Migration Guide
###############

Any breaking API changes that will need to be accounted for/will likely require
updates to your experiment code will be documented here with explanations of
how to do so.


0.14.0 - 0.15.0
===============

The naming scheme for "args"/parameters has been cleaned up and "args" is no longer a
concept in curifactory. The ``args`` module has been renamed to ``params``, and the
base parameter class ``ExperimentArgs`` has been renamed to ``ExperimentParameters``.

The following changes will need to be made in any previous experiments:

Change any ``Record.args`` references to ``Record.params``
----------------------------------------------------------

This will likely effect every stage that uses parameters, e.g.

.. code-block:: python

    @stage(...)
    def train_model(record: cf.Record):
        model = LogisticRegression(random_state=record.args.seed_args)

Should now become:

.. code-block:: python

    @stage(...)
    def train_model(record: cf.Record):
        model = LogisticRegression(random_state=record.params.seed_args)


Classes subclassing ``curifactory.args.ExperimentArgs`` should subclass ``curifactory.params.ExperimentParameters``
-------------------------------------------------------------------------------------------------------------------

The ``args`` module has been renamed to ``params``, so any imports that explicitly
reference ``curifactory.args`` will need to be changed to ``curifactory.params``.
Similarly, the base parameter class that you extend for custom parameters will
need to be changed from ``ExperimentArgs`` to ``ExperimentParameters``:

.. code-block:: python

    from curifactory import ExperimentParameters

    @dataclass
    class MyParams(ExperimentParameters):
        ...

Both of the above changes are currently optional, ``Record.args`` and
``curifactory.args.ExperimentArgs`` exist with deprecation warnings. These will likely be
fully removed in version 0.16.0.


0.13.0 - 0.14.0
===============

Aggregate stages should now specify ``inputs`` in the decorator
---------------------------------------------------------------

Along with the addition of DAG-based stage execution, ``@aggregate`` stages now
have an ``inputs`` attribute in the decorator, which similarly to the ``@stage``
decorator should include the string names of all artifacts in all aggregated
records that will be needed in the aggregate stage code.

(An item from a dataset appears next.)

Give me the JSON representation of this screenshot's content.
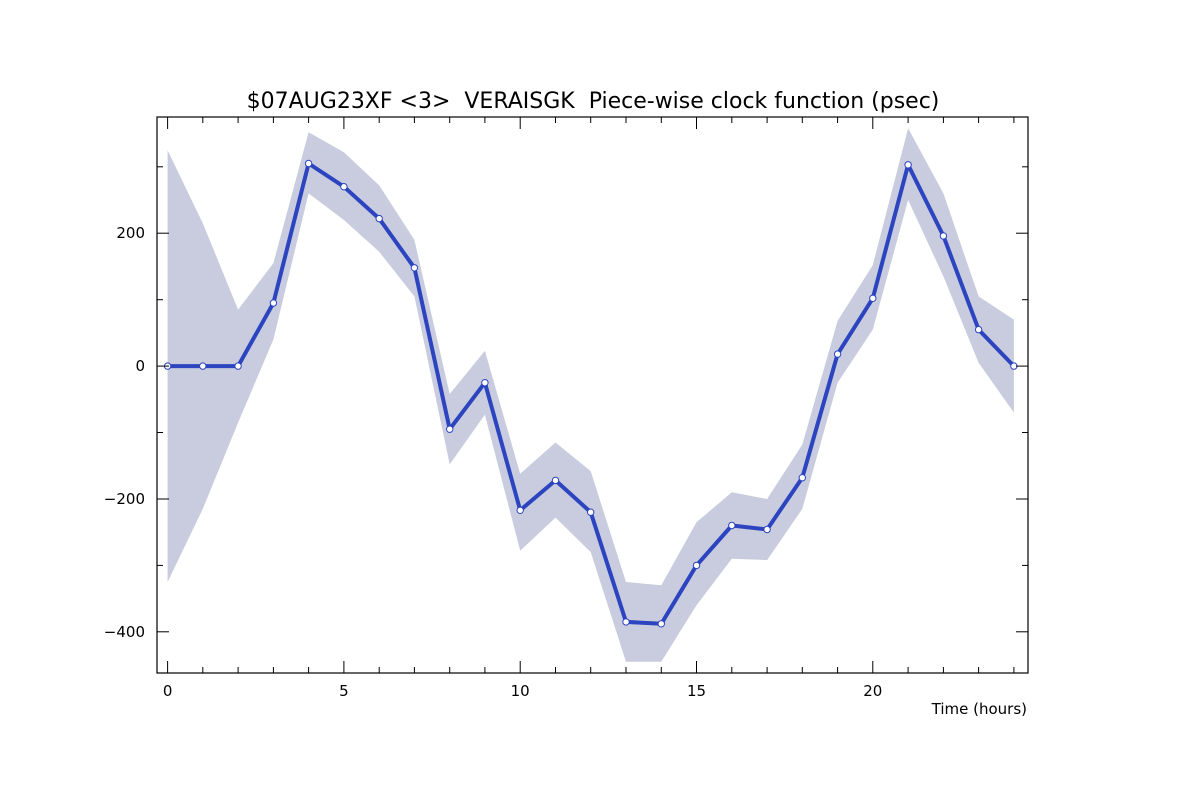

Specifying ``inputs`` is required for the DAG to map the experiment correctly,
not doing so will likely cause any stages before the aggregate (that it would
otherwise rely on) to never execute.

Similar to ``@stage``, any listed input strings need a corresponding argument
of the same name in the function definition. Each of these arguments will be
populated with a dictionary where each key is a record, and the value is the
corresponding artifact of that name from that record's state. This allows
simplifying aggregate stage code, as you no longer need to directly access
the state from each record.

An example to demonstrate required/suggested changes follows, assume that
this stage is trying to take all of the results from previous records and
put them into a single dictionary, where the keys are the names of the parameter
sets that generated the associated result metric:

A previous aggregate stage would have been:

.. code-block:: python

    @aggregate(outputs=["final_results"])
    def combine_results(record: Record, records: list[Record]):
        final_results = {}
        for r in records:
            if "results" in r.state:
                final_results[r.args.name] = r.state["results"]
        return final_results


This code could now be changed to:

.. code-block:: python

    @aggregate(inputs=["results"], outputs=["final_results"])
    def combine_results(record: Record, records: list[Record], results: dict[Record, float]):
        final_results = {}
        for r, result in results.items():
            final_results[r.args.name] = result
        return final_results

Note that the *minimum amount of changes to still function* would simply involve
adding the ``inputs`` and the corresponding function definition argument, the inner
stage code itself doesn't need to change.

.. code-block:: python

    @aggregate(inputs=["results"], outputs=["final_results"])
    def combine_results(record: Record, records: list[Record], results: dict[Record, float]):
        final_results = {}
        for r in records:
            if "results" in r.state:
                final_results[r.args.name] = r.state["results"]
        return final_results


Any specified ``inputs`` that don't appear in one or more of the passed records'
states will print a warning **but will not error.** The associated argument's
dictionary will simply not contain that record.


.. note::

    To temporarily retain previous ``v0.13.x`` behavior for aggregate stages that you
    do not yet specify ``inputs`` for, you can run the experiment with the ``--no-dag``
    CLI flag.